= Harold Levey =

Harold Levey (17 June 1894, New York City – 18 June 1967, New York City) was an American composer, lyricist, arranger, orchestrator, clarinetist, and conductor. He is best remembered for composing the scores to several Broadway musicals in the 1920s, and for creating music for Warner Bros. during the early years of sound films.

==Life and career==
Harold Albert Levey was born into a Jewish-American family on 17 June 1894 in New York City. A child prodigy, he was trained in his youth as a clarinetist at the National Conservatory of Music of America. He began his professional career at the age of 13 as a clarinetist in the New York Symphony Orchestra under conductor Walter Damrosch. He later studied composing and conducting with Victor Herbert.

At the age of 19 Levey became band leader of the Brighton Beach Band. He worked as a conductor of radio orchestras, and as a conductor and composer of music for Warner Brothers in the early years of sound films. Some of the films he scored included The Girl in the Glass Cage (1929) and The Royal Box (1929). He served as music director for Armstrong's Theatre of Today; a radio program active from 1941-1954. He wrote the theme song for the 1963 television series The Dakotas.
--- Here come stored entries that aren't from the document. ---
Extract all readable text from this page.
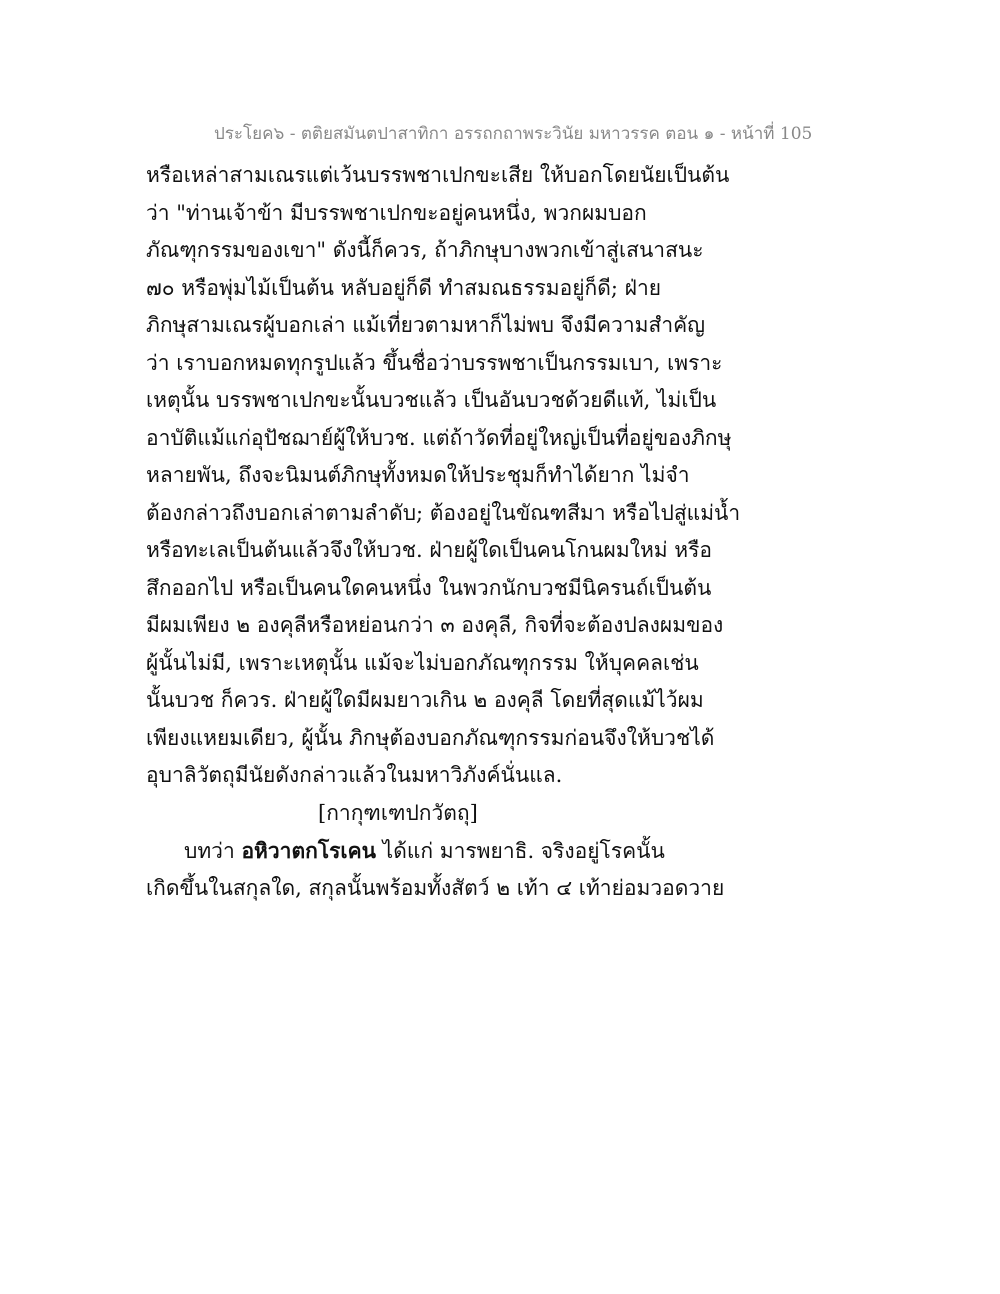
ประโยค๖ - ตติยสมันตปาสาทิกา อรรถกถาพระวินัย มหาวรรค ตอน ๑ - หน้าที่ 105
หรือเหล่าสามเณรแต่เว้นบรรพชาเปกขะเสีย ให้บอกโดยนัยเป็นต้น
ว่า "ท่านเจ้าข้า มีบรรพชาเปกขะอยู่คนหนึ่ง, พวกผมบอก
ภัณฑุกรรมของเขา" ดังนี้ก็ควร, ถ้าภิกษุบางพวกเข้าสู่เสนาสนะ
๗๐ หรือพุ่มไม้เป็นต้น หลับอยู่ก็ดี ทำสมณธรรมอยู่ก็ดี; ฝ่าย
ภิกษุสามเณรผู้บอกเล่า แม้เที่ยวตามหาก็ไม่พบ จึงมีความสำคัญ
ว่า เราบอกหมดทุกรูปแล้ว ขึ้นชื่อว่าบรรพชาเป็นกรรมเบา, เพราะ
เหตุนั้น บรรพชาเปกขะนั้นบวชแล้ว เป็นอันบวชด้วยดีแท้, ไม่เป็น
อาบัติแม้แก่อุปัชฌาย์ผู้ให้บวช. แต่ถ้าวัดที่อยู่ใหญ่เป็นที่อยู่ของภิกษุ
หลายพัน, ถึงจะนิมนต์ภิกษุทั้งหมดให้ประชุมก็ทำได้ยาก ไม่จำ
ต้องกล่าวถึงบอกเล่าตามลำดับ; ต้องอยู่ในขัณฑสีมา หรือไปสู่แม่น้ำ
หรือทะเลเป็นต้นแล้วจึงให้บวช. ฝ่ายผู้ใดเป็นคนโกนผมใหม่ หรือ
สึกออกไป หรือเป็นคนใดคนหนึ่ง ในพวกนักบวชมีนิครนถ์เป็นต้น
มีผมเพียง ๒ องคุลีหรือหย่อนกว่า ๓ องคุลี, กิจที่จะต้องปลงผมของ
ผู้นั้นไม่มี, เพราะเหตุนั้น แม้จะไม่บอกภัณฑุกรรม ให้บุคคลเช่น
นั้นบวช ก็ควร. ฝ่ายผู้ใดมีผมยาวเกิน ๒ องคุลี โดยที่สุดแม้ไว้ผม
เพียงแหยมเดียว, ผู้นั้น ภิกษุต้องบอกภัณฑุกรรมก่อนจึงให้บวชได้
อุบาลิวัตถุมีนัยดังกล่าวแล้วในมหาวิภังค์นั่นแล.
[กากุฑเฑปกวัตถุ]
บทว่า อหิวาตกโรเคน ได้แก่ มารพยาธิ. จริงอยู่โรคนั้น
เกิดขึ้นในสกุลใด, สกุลนั้นพร้อมทั้งสัตว์ ๒ เท้า ๔ เท้าย่อมวอดวาย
As a composer and arranger, Levey is best known for his contributions to Broadway musicals during the 1920s. He wrote the music for Lady Billy (1920–1921, Liberty Theatre), The Clinging Vine (1922–1923, Knickerbocker Theatre), The Magic Ring (1923, Liberty Theatre), The Magnolia Lady (1924–1925, Shubert Theatre), The Greenwich Village Follies of 1925 (1925–1926, Chanin's 46th Street Theatre; also lyricist), Rainbow Rose (1926, Forrest Theatre; also lyricist), and Lovely Lady (1927–1928, Sam H. Harris Theatre).

Levy died of a heart attack at the age of 73 in New York City on 18 June 1967.